[omniORB] RE: Memory leak checkers compatible with omni

Caine, Ian ian.caine at eds.com
Tue Nov 16 09:30:58 GMT 2004


My personal experiences with Purify have largely been rather bad: it's very slow, you can't control what is instrumented and what isn't and (on HP-UX) I had endless problems with analysing any programs that linked with OpenGL - and rather poor support from Rational trying to get this problem resolved.

I much preferred Insure (from Parasoft) mostly because none of the above problems occur: you can control what libraries are instrumented, meaning that if you trust OmniOrb (for example), you don't have to analyse it. This also means it both instruments and runs much faster. The major drawback is that it costs very much more than Purify.

-----Original Message-----
From: omniorb-list-bounces at omniorb-support.com [mailto:omniorb-list-bounces at omniorb-support.com] On Behalf Of Jan Olderdissen
Sent: 15 November 2004 19:18
To: omniorb-list at omniorb-support.com
Cc: Fabrizio Oddone; John Wood
Subject: [omniORB] RE: Memory leak checkers compatible with omni


As a follow-up to my own post:

1. A number of list members suggested Purify. Purify works well with omniorb and certainly looks to be the most thorough and mature product of the bunch. It has one major drawback: It is the slowest of the products I tested - by far. A colleague ran Purify with his application. He gave up after the GUI for his app didn't come up after 48 hours of 100% CPU utilization. :-)

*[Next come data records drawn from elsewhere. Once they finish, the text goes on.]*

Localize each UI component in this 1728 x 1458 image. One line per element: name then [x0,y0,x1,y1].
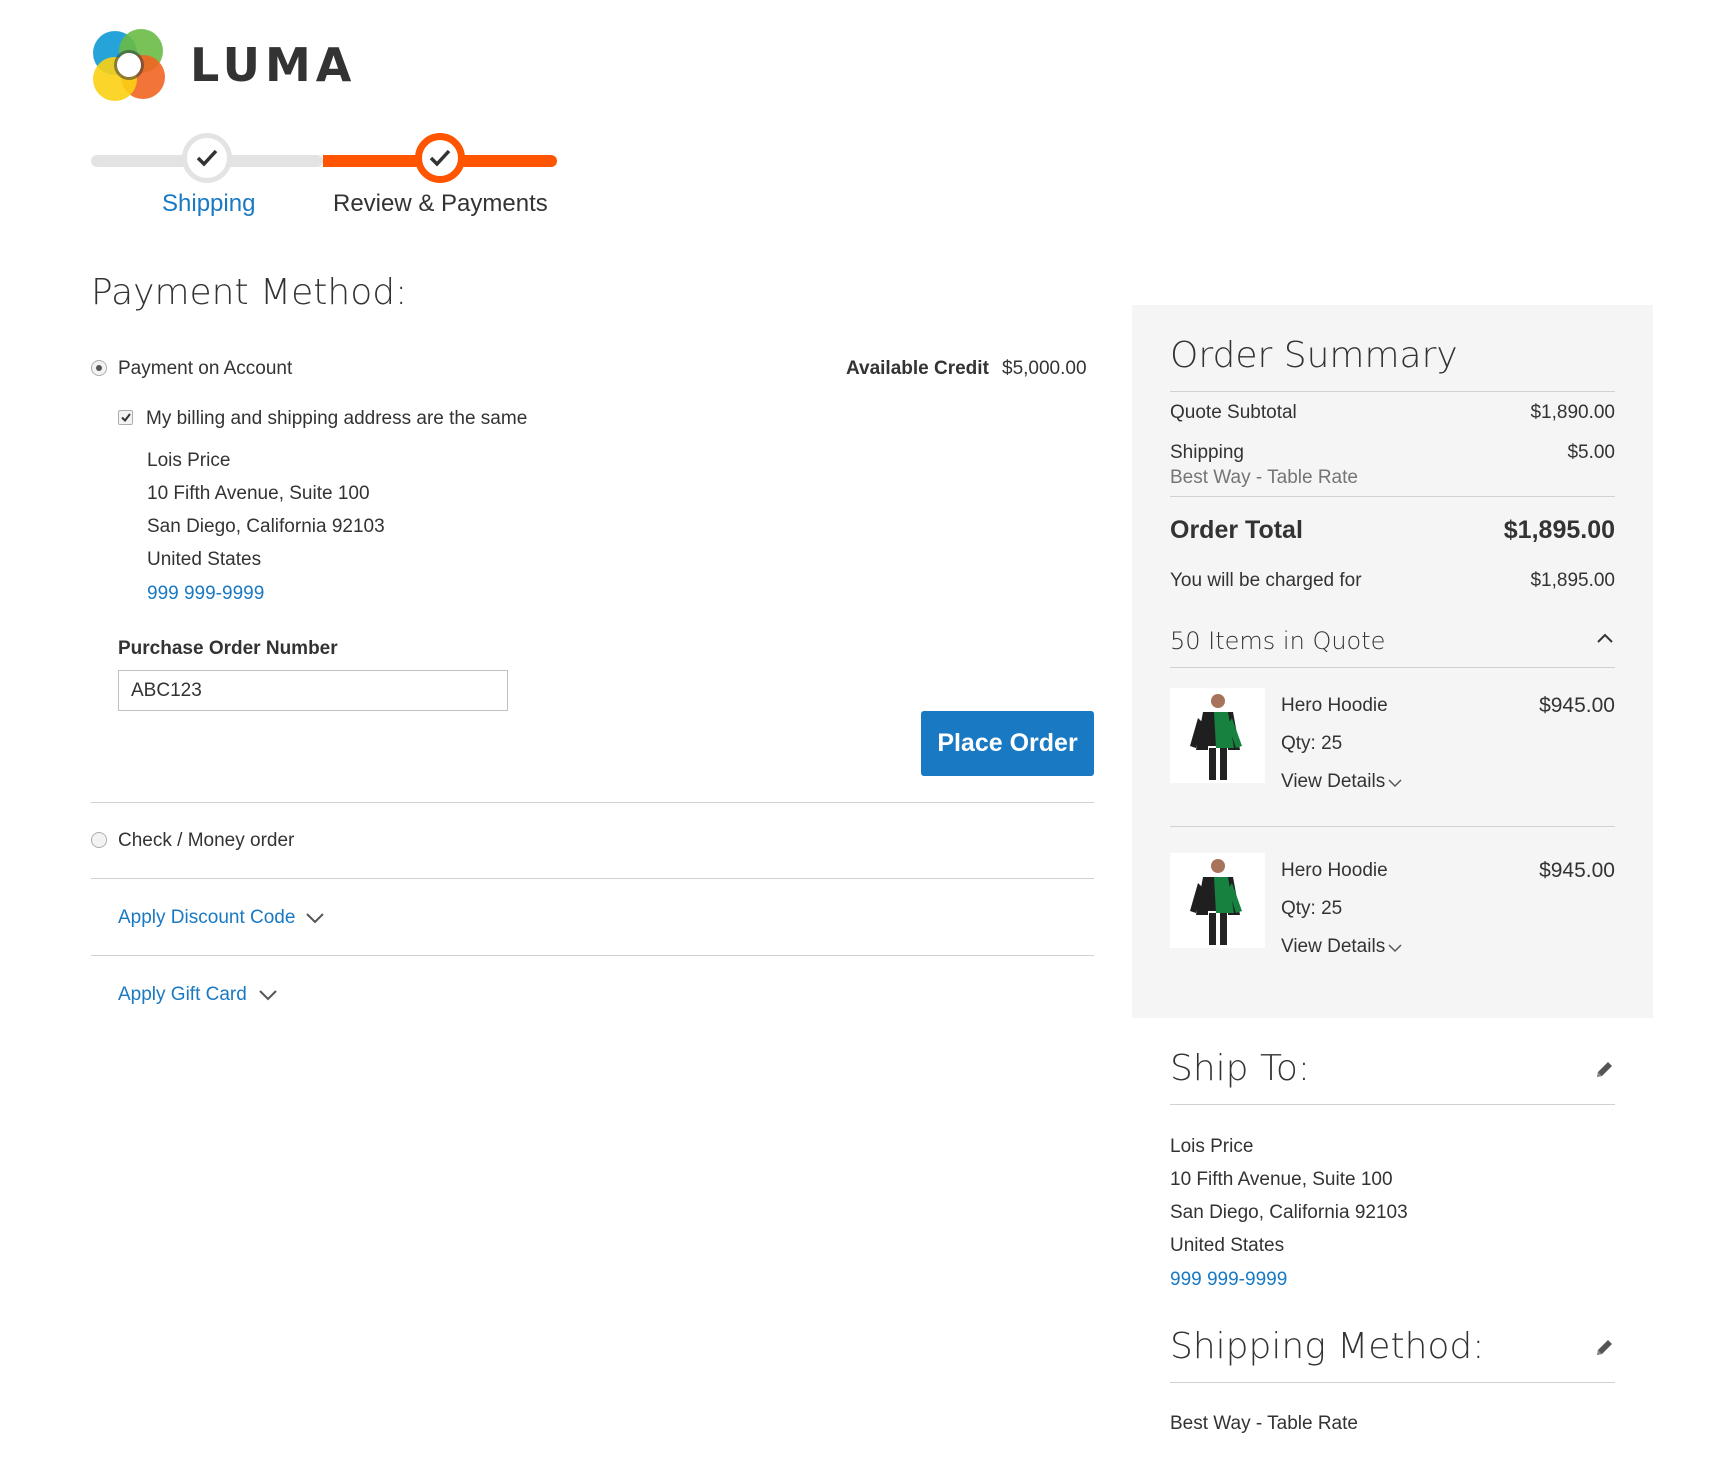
step-review-label: Review & Payments [333,190,548,217]
available-credit-label: Available Credit [846,358,989,379]
apply-gift-card-toggle[interactable]: Apply Gift Card [118,984,247,1006]
step-review-marker [415,133,465,183]
billing-phone-link[interactable]: 999 999-9999 [147,583,264,605]
brand-name: LUMA [190,38,357,92]
ship-to-street: 10 Fifth Avenue, Suite 100 [1170,1169,1393,1190]
chevron-up-icon[interactable] [1597,633,1613,643]
divider [1170,1104,1615,1105]
billing-name: Lois Price [147,450,231,471]
available-credit-value: $5,000.00 [1002,358,1087,379]
order-total-value: $1,895.00 [1503,516,1615,544]
shipping-method-name: Best Way - Table Rate [1170,467,1358,488]
shipping-method-title: Shipping Method: [1170,1326,1485,1367]
chevron-down-icon[interactable] [259,990,277,1001]
check-money-order-label[interactable]: Check / Money order [118,830,294,852]
view-details-toggle[interactable]: View Details [1281,771,1385,793]
item-qty: Qty: 25 [1281,733,1343,754]
quote-subtotal-label: Quote Subtotal [1170,402,1297,423]
divider [1170,496,1615,497]
divider [91,802,1094,803]
billing-country: United States [147,549,262,570]
ship-to-country: United States [1170,1235,1285,1256]
billing-city: San Diego, California 92103 [147,516,385,537]
divider [91,955,1094,956]
ship-to-city: San Diego, California 92103 [1170,1202,1408,1223]
hoodie-thumbnail-icon [1190,694,1242,780]
step-shipping-marker[interactable] [182,133,232,183]
chevron-down-icon[interactable] [1388,944,1402,953]
check-money-order-radio[interactable] [91,832,107,848]
po-number-label: Purchase Order Number [118,638,338,659]
divider [1170,826,1615,827]
product-image[interactable] [1170,853,1265,948]
quote-subtotal-value: $1,890.00 [1530,402,1615,423]
divider [91,878,1094,879]
billing-street: 10 Fifth Avenue, Suite 100 [147,483,370,504]
payment-on-account-radio[interactable] [91,360,107,376]
apply-discount-toggle[interactable]: Apply Discount Code [118,907,295,929]
payment-on-account-label[interactable]: Payment on Account [118,358,292,380]
chevron-down-icon[interactable] [306,913,324,924]
hoodie-thumbnail-icon [1190,859,1242,945]
ship-to-phone-link[interactable]: 999 999-9999 [1170,1269,1287,1291]
payment-method-title: Payment Method: [91,272,408,313]
divider [1170,1382,1615,1383]
pencil-icon[interactable] [1594,1060,1614,1080]
po-number-input[interactable] [118,670,508,711]
item-price: $945.00 [1539,694,1615,717]
pencil-icon[interactable] [1594,1338,1614,1358]
luma-logo-icon[interactable] [91,27,167,103]
shipping-value: $5.00 [1567,442,1615,463]
place-order-button[interactable]: Place Order [921,711,1094,776]
charged-label: You will be charged for [1170,570,1362,591]
chevron-down-icon[interactable] [1388,779,1402,788]
divider [1170,667,1615,668]
shipping-method-value: Best Way - Table Rate [1170,1413,1358,1434]
divider [1170,391,1615,392]
order-summary-title: Order Summary [1170,335,1458,376]
same-address-label[interactable]: My billing and shipping address are the … [146,408,527,430]
step-shipping-label[interactable]: Shipping [162,190,255,218]
ship-to-name: Lois Price [1170,1136,1254,1157]
items-in-quote-toggle[interactable]: 50 Items in Quote [1170,627,1385,655]
shipping-label: Shipping [1170,442,1244,463]
item-price: $945.00 [1539,859,1615,882]
check-icon [429,149,451,167]
ship-to-title: Ship To: [1170,1048,1310,1089]
item-qty: Qty: 25 [1281,898,1343,919]
item-name: Hero Hoodie [1281,860,1388,881]
charged-value: $1,895.00 [1530,570,1615,591]
check-icon [196,149,218,167]
item-name: Hero Hoodie [1281,695,1388,716]
product-image[interactable] [1170,688,1265,783]
check-icon [120,413,131,422]
order-total-label: Order Total [1170,516,1303,544]
view-details-toggle[interactable]: View Details [1281,936,1385,958]
same-address-checkbox[interactable] [118,410,133,425]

2. The Memory Validator folks (softwareverify.com) were very courteous and helpful. Their tech support quickly jumped on the two bugs I reported. As of today, these issues have been resolved and I can recommend Memory Validator as a good balance between performance and strictness for use with omniorb.
 
Jan

-----Original Message-----
From: Jan Olderdissen 
Sent: Wednesday, November 03, 2004 11:52 AM
To: 'omniorb-list at omniorb-support.com'
Cc: John Wood; Fabrizio Oddone
Subject: Memory leak checkers compatible with omni

Hi,

I've been running two commercial memory leak checking tools against an application that makes heavy use of omniORB 4.0.3 on Win2k/XP. Sadly, I haven't had good luck with either of them. Results below. 

Has anyone had better experience with other products?

Jan


--------------
Test results:

1. Memory Validator 3.75 (softwareverify.com)

This product seems to get very confused by methods called free(). For example, uses of _CORBA_String_helper::free(_ptr) get flagged as a new/free mismatch even though _CORBA_String_helper::free() properly uses delete[] internally.

Probably for similar reasons I get a truckload of incorrectly flagged memory leaks when copying objects from classes generated with the IDL keyword 'exception'. All data members of the exception get flagged as leaked even through single-stepping clearly shows new/delete being called for each of the data areas the members point to. Also, causing a few thousand exceptions artificially does not grow the memory footprint of the process so I'm inclined to conclude these to be false positives.

Using filters to deal with the false positives was futile. Each additional unit test of our app I ran yielded dozens to hundreds more false positives despite filtering. Also, having to add too much filtering makes you wonder whether you're covering up actual leaks.

Incidentally, memory validator crashed once and hung once when working with filters.

I did discover that omniORB appears to require both 'orb->destroy()' and 'delete orb' to eliminate all allocated blocks. Using only 'delete orb' causes massive leaks while only using 'orb->destroy()' leaks the orb object itself but no sub-objects. This smells like a slight bit of non-conformance as H+V only show the use of 'orb->destroy()'.

2. Glowcode 5.1 (glowcode.com)

Glowcode does not appear to have Memory Validator's feature of actually tracking new/delete alloc/free pairs. Instead it appears to heuristically determine memory leaks by searching memory for pointers to possibly leaked blocks. If no pointers are found, the block is flagged. Unfortunately, that leaves me with over 1700 blocks remaining at the exit of the app even if the app didn't to anything, which pretty much defeats the purpose of this exercise. Note that Memory Validator does not flag any leaks in this basic test other than the intentional leak I threw in for validating the tools.

Summary:

Memory Validator's mechanism of tracking new/delete, alloc/free (and so on) pairs yields much cleaner results than Glowcode's heuristics. MVs inability to deal with class methods called free() makes it unusable for applications using OmniORB.